Brilliant! The memories come flooding back.

ellipsis
3rd January 2013, 15:56
...my fucking hedge has grown back to where it was, plus some:mad:...

GSF
3rd January 2013, 16:14
From the Machinery Thread:

Holy shit, does anyone else find that sound it makes when it's fully spooled up and spinning kinda terrifying?

Nova.
3rd January 2013, 16:48
Holy shit, does anyone else find that sound it makes when it's fully spooled up and spinning kinda terrifying?

yes haha, i was trying to figure out what it was then it started... :eek5:

unstuck
3rd January 2013, 18:50
Holy shit, does anyone else find that sound it makes when it's fully spooled up and spinning kinda terrifying?

Imagine sitting in the cab.:eek5:

speights_bud
3rd January 2013, 21:53
Holy shit, does anyone else find that sound it makes when it's fully spooled up and spinning kinda terrifying?

Yeap, one of those feeling that come along once in a blue moon and nearly makes you poop your pants with excitement and anxiety?? :pinch:

eliot-ness
4th January 2013, 07:23
As a kid growing up on a Yorkshire Dales hill farm I spent many years layering Hawthorn hedges. In those days, mainly because of the very steep terrain, the slasher was the only practicable method. and as layering meant cutting branches half way through and bending back to form a solid hedge, it was a painful and exhausting experience. Those hedges had been in place for hundreds of years, many still are, but over the last fifty years and with a gentleman farmer now in residence, the farm has grown wild and much of what used to be dairy pasture is now overgrown with Hawthorn, pretty when it's in flower and a great haven for birds, but no longer viable farming land.
In contrast, the pic is of part of my hedge, one hundred meters of thirty years old macrocarpa trimmed five times a year, but gradually growing taller, now up to over two meters high. A great wind break from the northerly winds, but the task is getting more difficult as I get older, and I can't think of anyway of doing the same job by machine other than the hedge trimmer.

unstuck
4th January 2013, 07:52
Yeah, I remember being a kid on the Yorkshire dales, looking for eggs to collect in the old hedges.:yes:

As for your hedge, no local with a sidearm flail mower handy?

328FTW
4th January 2013, 13:20
I found my rally car can level a decent sized hedge faster than anything I've ever seen when I get out of shape. I should start a business.

eliot-ness
4th January 2013, 18:39
Yeah, I remember being a kid on the Yorkshire dales, looking for eggs to collect in the old hedges.:yes:

As for your hedge, no local with a sidearm flail mower handy?

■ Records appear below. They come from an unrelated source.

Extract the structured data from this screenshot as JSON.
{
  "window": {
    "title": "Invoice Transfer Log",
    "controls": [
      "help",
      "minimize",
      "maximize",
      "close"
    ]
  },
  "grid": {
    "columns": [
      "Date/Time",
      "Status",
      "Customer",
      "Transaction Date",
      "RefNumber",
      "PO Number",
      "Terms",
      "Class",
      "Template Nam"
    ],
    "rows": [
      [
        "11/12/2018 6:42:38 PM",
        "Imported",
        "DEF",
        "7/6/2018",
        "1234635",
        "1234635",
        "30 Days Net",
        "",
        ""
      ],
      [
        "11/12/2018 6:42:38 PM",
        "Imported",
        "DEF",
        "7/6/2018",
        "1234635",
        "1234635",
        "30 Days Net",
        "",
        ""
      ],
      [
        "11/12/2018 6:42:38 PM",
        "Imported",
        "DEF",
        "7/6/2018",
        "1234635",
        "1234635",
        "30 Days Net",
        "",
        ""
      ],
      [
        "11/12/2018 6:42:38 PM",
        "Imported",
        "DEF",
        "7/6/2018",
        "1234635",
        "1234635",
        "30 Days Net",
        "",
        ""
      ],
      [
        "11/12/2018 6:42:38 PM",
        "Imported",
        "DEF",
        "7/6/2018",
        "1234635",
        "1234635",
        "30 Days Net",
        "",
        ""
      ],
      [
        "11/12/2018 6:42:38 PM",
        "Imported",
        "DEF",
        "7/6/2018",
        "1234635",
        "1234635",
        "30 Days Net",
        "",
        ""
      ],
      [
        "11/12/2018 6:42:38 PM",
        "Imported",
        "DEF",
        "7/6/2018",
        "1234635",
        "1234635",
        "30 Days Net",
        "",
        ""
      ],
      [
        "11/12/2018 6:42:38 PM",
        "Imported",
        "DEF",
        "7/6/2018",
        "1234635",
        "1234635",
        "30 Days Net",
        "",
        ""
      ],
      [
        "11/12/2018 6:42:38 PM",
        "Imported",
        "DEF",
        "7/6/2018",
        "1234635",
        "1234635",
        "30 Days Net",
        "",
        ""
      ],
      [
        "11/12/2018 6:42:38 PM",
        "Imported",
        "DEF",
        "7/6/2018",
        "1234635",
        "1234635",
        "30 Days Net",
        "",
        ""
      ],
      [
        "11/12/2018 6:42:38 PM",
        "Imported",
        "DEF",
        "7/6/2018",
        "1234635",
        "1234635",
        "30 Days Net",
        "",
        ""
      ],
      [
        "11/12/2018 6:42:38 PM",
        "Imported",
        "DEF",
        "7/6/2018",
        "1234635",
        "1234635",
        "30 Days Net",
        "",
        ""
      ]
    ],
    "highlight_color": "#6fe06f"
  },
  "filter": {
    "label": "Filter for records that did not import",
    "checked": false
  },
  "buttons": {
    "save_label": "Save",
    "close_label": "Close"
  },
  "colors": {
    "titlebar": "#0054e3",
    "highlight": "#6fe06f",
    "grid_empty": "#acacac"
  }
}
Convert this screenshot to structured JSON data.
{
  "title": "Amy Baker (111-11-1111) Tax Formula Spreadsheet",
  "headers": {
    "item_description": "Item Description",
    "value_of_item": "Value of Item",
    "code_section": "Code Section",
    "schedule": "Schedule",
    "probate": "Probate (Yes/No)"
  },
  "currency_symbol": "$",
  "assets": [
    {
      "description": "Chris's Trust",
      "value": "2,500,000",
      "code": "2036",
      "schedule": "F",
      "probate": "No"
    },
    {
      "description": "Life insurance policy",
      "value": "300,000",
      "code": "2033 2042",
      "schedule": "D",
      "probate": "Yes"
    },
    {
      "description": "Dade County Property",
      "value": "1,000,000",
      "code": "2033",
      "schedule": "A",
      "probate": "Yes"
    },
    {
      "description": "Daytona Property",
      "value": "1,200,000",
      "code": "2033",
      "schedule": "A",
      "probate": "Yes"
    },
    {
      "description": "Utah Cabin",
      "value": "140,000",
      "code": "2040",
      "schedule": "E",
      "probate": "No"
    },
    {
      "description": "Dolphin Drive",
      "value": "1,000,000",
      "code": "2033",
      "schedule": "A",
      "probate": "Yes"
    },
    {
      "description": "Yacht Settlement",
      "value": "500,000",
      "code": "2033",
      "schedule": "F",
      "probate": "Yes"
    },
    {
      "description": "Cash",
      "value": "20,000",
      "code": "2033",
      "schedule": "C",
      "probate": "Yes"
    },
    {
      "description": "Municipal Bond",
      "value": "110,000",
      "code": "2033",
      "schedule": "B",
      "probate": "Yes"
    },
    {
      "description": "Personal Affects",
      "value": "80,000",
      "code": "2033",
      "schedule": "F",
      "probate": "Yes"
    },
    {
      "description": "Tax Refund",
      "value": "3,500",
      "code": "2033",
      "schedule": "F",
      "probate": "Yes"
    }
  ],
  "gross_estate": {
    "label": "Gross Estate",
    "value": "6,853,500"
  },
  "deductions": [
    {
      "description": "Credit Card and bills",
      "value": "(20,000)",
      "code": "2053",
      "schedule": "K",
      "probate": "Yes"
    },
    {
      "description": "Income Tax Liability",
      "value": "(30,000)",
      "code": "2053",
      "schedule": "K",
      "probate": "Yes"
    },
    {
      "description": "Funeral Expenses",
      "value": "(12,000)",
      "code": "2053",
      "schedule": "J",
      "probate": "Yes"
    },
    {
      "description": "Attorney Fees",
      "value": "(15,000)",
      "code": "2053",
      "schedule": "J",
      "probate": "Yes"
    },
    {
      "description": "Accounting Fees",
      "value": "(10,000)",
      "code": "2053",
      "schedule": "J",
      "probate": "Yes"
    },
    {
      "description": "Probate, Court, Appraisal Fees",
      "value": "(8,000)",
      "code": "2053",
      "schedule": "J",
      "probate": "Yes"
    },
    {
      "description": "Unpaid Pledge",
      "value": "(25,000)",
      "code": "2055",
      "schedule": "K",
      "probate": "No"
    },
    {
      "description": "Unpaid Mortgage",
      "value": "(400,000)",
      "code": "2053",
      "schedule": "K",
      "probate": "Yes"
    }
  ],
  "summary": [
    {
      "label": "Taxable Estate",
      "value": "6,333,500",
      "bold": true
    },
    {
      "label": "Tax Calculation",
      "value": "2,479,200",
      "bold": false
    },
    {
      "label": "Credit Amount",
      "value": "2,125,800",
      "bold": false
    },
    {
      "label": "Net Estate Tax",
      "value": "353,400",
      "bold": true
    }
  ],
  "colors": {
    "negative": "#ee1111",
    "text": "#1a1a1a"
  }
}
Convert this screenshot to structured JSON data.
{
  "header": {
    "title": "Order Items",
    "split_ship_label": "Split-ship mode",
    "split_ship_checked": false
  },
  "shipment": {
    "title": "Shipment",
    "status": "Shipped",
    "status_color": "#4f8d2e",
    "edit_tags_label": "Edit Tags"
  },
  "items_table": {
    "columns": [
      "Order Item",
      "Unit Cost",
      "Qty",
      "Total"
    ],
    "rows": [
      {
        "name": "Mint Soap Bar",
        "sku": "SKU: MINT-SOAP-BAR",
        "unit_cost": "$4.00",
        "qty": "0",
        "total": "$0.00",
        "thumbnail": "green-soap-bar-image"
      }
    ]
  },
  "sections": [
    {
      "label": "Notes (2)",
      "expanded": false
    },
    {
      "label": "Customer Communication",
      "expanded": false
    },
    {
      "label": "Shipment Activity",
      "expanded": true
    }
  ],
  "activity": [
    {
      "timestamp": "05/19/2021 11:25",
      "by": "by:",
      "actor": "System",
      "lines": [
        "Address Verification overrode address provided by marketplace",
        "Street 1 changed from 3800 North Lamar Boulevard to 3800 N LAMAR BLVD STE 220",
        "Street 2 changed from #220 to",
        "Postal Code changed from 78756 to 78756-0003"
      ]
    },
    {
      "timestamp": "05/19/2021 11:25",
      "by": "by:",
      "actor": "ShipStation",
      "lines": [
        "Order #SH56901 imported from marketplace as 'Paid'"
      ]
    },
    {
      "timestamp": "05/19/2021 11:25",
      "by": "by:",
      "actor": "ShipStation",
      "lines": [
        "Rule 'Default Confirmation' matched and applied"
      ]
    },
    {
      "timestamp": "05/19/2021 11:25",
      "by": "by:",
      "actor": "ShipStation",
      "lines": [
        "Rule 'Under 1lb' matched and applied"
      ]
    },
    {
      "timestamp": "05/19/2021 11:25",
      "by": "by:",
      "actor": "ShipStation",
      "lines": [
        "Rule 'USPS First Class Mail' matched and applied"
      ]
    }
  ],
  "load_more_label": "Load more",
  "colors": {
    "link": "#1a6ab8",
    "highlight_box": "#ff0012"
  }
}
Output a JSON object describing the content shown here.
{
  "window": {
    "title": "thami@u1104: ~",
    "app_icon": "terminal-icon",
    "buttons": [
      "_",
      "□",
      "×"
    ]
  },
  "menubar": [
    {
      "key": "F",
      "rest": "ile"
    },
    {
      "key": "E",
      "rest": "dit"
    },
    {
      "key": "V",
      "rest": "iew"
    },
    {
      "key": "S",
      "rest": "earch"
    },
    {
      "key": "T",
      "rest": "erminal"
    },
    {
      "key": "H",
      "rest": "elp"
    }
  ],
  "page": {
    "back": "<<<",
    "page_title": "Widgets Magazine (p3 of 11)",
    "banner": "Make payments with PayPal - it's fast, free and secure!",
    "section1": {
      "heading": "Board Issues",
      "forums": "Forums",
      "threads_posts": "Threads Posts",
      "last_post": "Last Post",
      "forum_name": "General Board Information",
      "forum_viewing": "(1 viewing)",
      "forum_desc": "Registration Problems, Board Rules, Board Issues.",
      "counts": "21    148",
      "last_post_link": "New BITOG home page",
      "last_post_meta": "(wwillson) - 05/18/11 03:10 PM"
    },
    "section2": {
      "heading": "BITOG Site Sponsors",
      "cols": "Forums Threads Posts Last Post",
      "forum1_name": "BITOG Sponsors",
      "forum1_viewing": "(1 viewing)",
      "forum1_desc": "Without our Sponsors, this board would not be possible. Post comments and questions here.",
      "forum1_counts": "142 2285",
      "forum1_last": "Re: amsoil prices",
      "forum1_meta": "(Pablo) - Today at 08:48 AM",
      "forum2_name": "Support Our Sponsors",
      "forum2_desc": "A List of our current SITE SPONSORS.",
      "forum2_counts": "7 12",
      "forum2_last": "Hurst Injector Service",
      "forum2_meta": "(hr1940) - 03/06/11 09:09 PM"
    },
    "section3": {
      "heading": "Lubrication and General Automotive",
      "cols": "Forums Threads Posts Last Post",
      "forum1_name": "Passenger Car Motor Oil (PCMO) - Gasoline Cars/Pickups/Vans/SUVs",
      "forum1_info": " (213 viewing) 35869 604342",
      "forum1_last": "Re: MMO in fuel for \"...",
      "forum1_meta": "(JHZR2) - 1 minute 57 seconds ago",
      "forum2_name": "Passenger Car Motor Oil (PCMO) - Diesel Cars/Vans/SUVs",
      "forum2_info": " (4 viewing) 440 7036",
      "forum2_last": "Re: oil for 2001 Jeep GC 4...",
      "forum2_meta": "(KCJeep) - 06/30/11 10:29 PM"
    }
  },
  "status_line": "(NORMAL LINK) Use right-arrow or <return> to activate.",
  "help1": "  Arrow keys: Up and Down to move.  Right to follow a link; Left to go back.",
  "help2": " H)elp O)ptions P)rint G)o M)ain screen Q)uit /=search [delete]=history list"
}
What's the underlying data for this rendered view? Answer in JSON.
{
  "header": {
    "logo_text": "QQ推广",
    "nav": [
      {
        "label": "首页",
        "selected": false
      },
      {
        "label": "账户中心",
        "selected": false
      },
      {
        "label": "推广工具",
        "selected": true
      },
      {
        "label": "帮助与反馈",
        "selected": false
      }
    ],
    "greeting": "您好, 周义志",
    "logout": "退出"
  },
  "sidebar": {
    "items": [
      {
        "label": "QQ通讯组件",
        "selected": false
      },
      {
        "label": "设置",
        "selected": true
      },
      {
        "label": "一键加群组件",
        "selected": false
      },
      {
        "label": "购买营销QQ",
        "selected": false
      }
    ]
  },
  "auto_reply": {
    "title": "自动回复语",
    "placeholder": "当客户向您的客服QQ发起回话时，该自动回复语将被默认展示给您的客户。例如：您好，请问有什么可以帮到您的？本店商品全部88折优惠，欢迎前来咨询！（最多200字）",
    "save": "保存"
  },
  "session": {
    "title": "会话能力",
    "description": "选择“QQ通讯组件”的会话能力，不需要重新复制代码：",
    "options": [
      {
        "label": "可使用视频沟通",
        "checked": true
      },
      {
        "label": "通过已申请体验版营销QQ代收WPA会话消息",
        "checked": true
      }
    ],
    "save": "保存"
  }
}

Yea, I could get something like that but Macrocarpa trimmed close has the unfortunate tendency to die back if you cut through the foliage, and that's only about a couple of inches. Cut below that and you have a dead patch that takes a couple of years to grow over.
Bird nesting used to be the favorite occupation back in the late forties and early fifties, not much of that now. thanks to hedges being ripped out to make bigger fields, and insecticides killing off most of the insects that birds feed on, most of the bird life is now protected in a desperate effort to increase the bird population. If you want to see birds that used to be common you have to go to the sanctuaries.